Claro que, en medio de la general indecencia que a todos nos envuelve, hay quienes deben asumir unos niveles de humillación particularmente insoportables. Es el caso de los inmigrantes, que sufren una irregularidad sobrevenida y han sido expulsados del sistema público de salud, el de las personas presas en el interior del archipiélago penitenciario más superpoblado de toda Europa occidental, o el de quienes viven sin hogar, sin techo, en un país que llegó a construir 700.000 viviendas anuales durante aquellos años del boom inmobiliario, cuando nos convertimos en el lugar del mundo donde más fácil era hacerse rico, según afirmó con orgullo un ministro de la época.

Una persona sin hogar es alguien que, cuando busca en sus bolsillos, no encuentra ninguna llave con la que abrir un sitio en el que poder entrar a descansar, recomponer la identidad golpeada, nutrirse con vínculos de afecto y amistad, establecer su existencia y sentir que dispone de un lugar en el mundo.

Gracias al Instituto Nacional de Estadística (INE), sabemos que, antes del estallido de la crisis, en 2006, había alrededor de 21.000 personas sin hogar en España. Seis años más tarde, podemos estimar que son unas 30.000, lo cual implica un incremento medio del 7% anual. Para ellas disponemos tan solo de 16.373 plazas de alojamiento en albergues y programas de acogida. Una tupida red de instituciones donde trabajan 16.000 personas, el 60% de forma voluntaria y no remunerada, en cuyo funcionamiento empleamos un total de 201 millones de euros al año. Es decir, con un PIB por encima del billón de euros, nos gastamos apenas 19 euros por persona sin hogar y día para pagar alojamiento, comida, ropa, transporte, mantenimiento de edificios, suministros, salarios, gestión y administración, ayuda social, terapéutica, talleres de inserción laboral, etc.

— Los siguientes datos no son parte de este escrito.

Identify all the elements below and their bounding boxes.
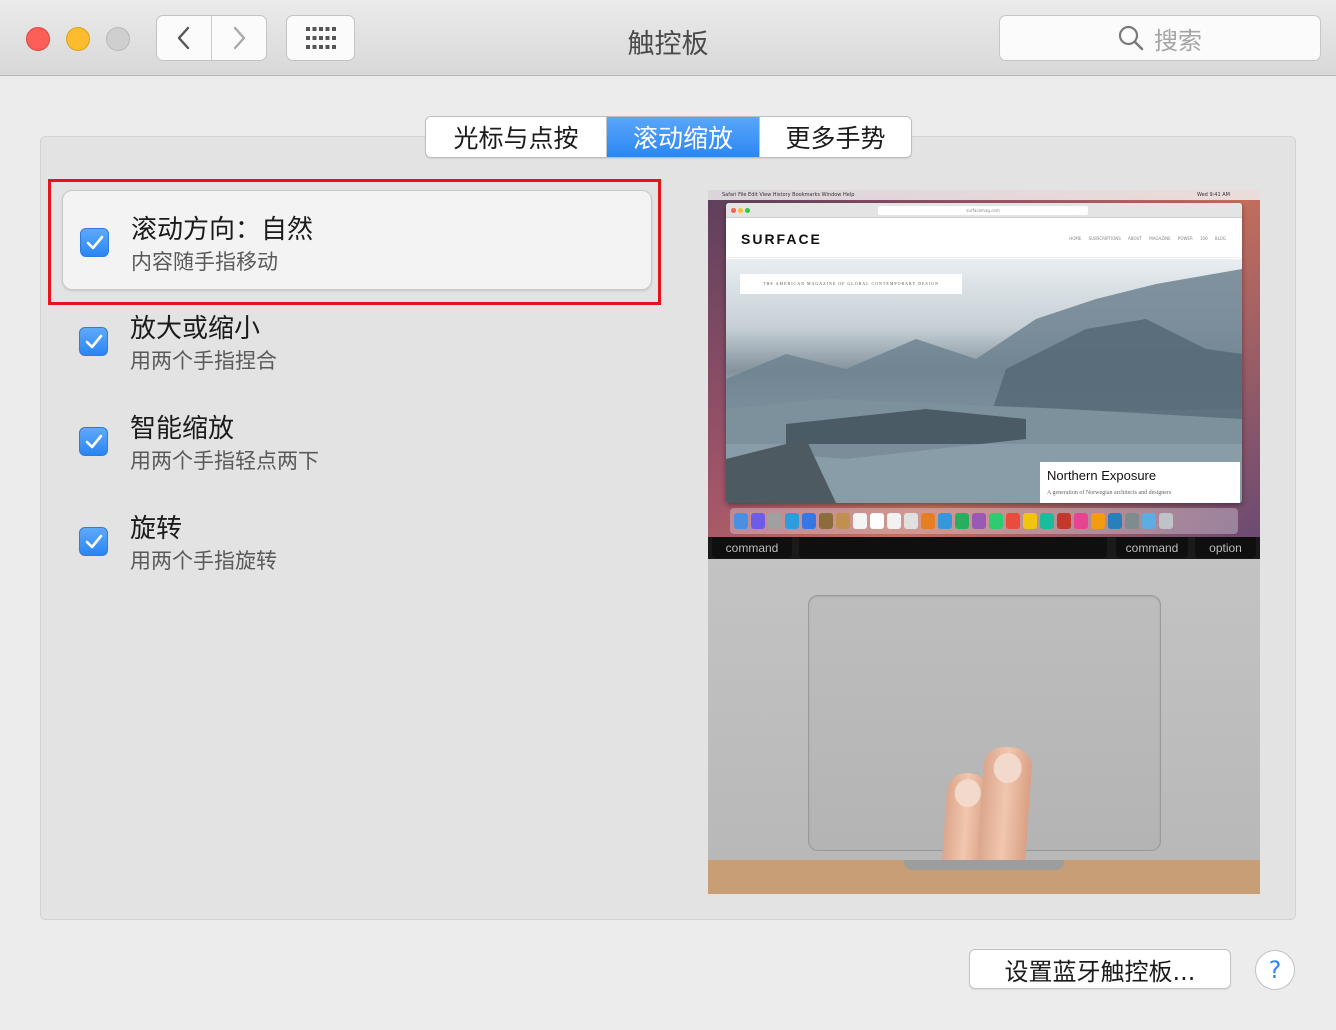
help-button[interactable]: ? xyxy=(1255,950,1295,990)
setup-bluetooth-trackpad-button[interactable]: 设置蓝牙触控板... xyxy=(969,949,1231,989)
preview-site-logo: SURFACE xyxy=(741,231,822,247)
title-bar: 触控板 搜索 xyxy=(0,0,1336,76)
preview-menubar-time: Wed 9:41 AM xyxy=(1196,192,1230,198)
tab-bar: 光标与点按 滚动缩放 更多手势 xyxy=(425,116,912,158)
search-placeholder: 搜索 xyxy=(1154,26,1202,55)
preview-desktop: Safari File Edit View History Bookmarks … xyxy=(708,190,1260,537)
preview-site-header: SURFACE HOME SUBSCRIPTIONS ABOUT MAGAZIN… xyxy=(726,218,1242,258)
preview-browser-window: surfacemag.com SURFACE HOME SUBSCRIPTION… xyxy=(726,203,1242,503)
preview-caption-card: Northern Exposure A generation of Norweg… xyxy=(1040,462,1240,503)
preview-site-nav: HOME SUBSCRIPTIONS ABOUT MAGAZINE POWER … xyxy=(1069,236,1226,241)
preview-keyboard-row: command command option xyxy=(708,537,1260,559)
preview-key-command-right: command xyxy=(1116,537,1188,558)
preview-caption-subtitle: A generation of Norwegian architects and… xyxy=(1047,490,1172,496)
preview-menubar: Safari File Edit View History Bookmarks … xyxy=(708,190,1260,200)
tab-scroll-and-zoom[interactable]: 滚动缩放 xyxy=(606,117,759,157)
preview-url: surfacemag.com xyxy=(878,206,1088,215)
option-subtitle: 用两个手指旋转 xyxy=(130,549,277,573)
preview-key-option: option xyxy=(1195,537,1256,558)
search-icon xyxy=(1118,25,1144,51)
preview-menubar-items: Safari File Edit View History Bookmarks … xyxy=(722,192,855,198)
preview-caption-title: Northern Exposure xyxy=(1047,468,1157,483)
preview-laptop-notch xyxy=(904,860,1064,870)
option-title: 旋转 xyxy=(130,514,183,544)
checkmark-icon xyxy=(85,334,102,348)
option-title: 放大或缩小 xyxy=(130,314,261,344)
checkbox-zoom-in-out[interactable] xyxy=(79,327,108,356)
preview-laptop-body xyxy=(708,559,1260,894)
checkbox-rotate[interactable] xyxy=(79,527,108,556)
option-zoom-in-out[interactable]: 放大或缩小 用两个手指捏合 xyxy=(62,290,652,390)
preview-key-command-left: command xyxy=(712,537,792,558)
tab-more-gestures[interactable]: 更多手势 xyxy=(759,117,911,157)
checkbox-smart-zoom[interactable] xyxy=(79,427,108,456)
preview-dock xyxy=(730,508,1238,534)
checkmark-icon xyxy=(85,534,102,548)
option-subtitle: 用两个手指轻点两下 xyxy=(130,449,319,473)
option-title: 智能缩放 xyxy=(130,414,235,444)
preview-hero-image: THE AMERICAN MAGAZINE OF GLOBAL CONTEMPO… xyxy=(726,259,1242,503)
gesture-preview: Safari File Edit View History Bookmarks … xyxy=(708,190,1260,894)
option-smart-zoom[interactable]: 智能缩放 用两个手指轻点两下 xyxy=(62,390,652,490)
preview-hero-tagline: THE AMERICAN MAGAZINE OF GLOBAL CONTEMPO… xyxy=(740,274,962,294)
search-field[interactable]: 搜索 xyxy=(999,15,1321,61)
annotation-highlight-box xyxy=(48,179,661,305)
tab-point-and-click[interactable]: 光标与点按 xyxy=(426,117,606,157)
option-rotate[interactable]: 旋转 用两个手指旋转 xyxy=(62,490,652,590)
option-subtitle: 用两个手指捏合 xyxy=(130,349,277,373)
preview-browser-toolbar: surfacemag.com xyxy=(726,203,1242,218)
preview-key-space xyxy=(799,537,1107,558)
checkmark-icon xyxy=(85,434,102,448)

Una cantidad escasa y a todas luces insuficiente, con la que intentar hacer milagros diariamente. Una cifra tan escueta como humillante para un país que intenta abrirse paso a codazos entre el G8. Un presupuesto rácano que ahora, además, está siendo recortado en muchas ciudades en aras de la redescubierta austeridad. Austeridad que sistemáticamente es administrada por algunos (pocos y privilegiados) en contra de otros (muchos y excluidos).

Las 30.000 personas sin techo coexisten con 3,4 millones de pisos vacíos

Con un PIB de más de 1 billón de euros, nos gastamos 19 euros por persona sin hogar y día

Entretanto, el censo de población y viviendas de 2011 nos ponía sobre el tapete otras cifras igualmente reveladoras de nuestro indecoroso modelo de convivencia actual: para dar cobijo a una población de 47 millones de habitantes, disponíamos de 25 millones de viviendas, el 72% de las cuales eran utilizadas como vivienda principal, otro 15% como vivienda secundaria, y las restantes, 3.443.365 viviendas, se hallaban vacías. Al mismo tiempo, 30.000 personas debían vivir entre nosotros sin techo, en albergues de emergencia o directamente a la intemperie.

¿No resulta profundamente humillante que no seamos capaces de ofrecer siquiera una cama en un albergue a cada una de estas personas sin hogar, cuando vivimos en un país que cuenta con cien viviendas vacías e inútiles, por cada persona sin techo?

Pero, en fin, si lo pensamos despacio y a la luz del artículo 47 de la Constitución, puede que sean precisamente las personas sin hogar, sin llave, las que nos estén brindando con su mera existencia, plantada en medio de la calle en esta ciudad de locos, alguna de las claves que necesitamos para poder volver a reorganizarnos como una sociedad decente.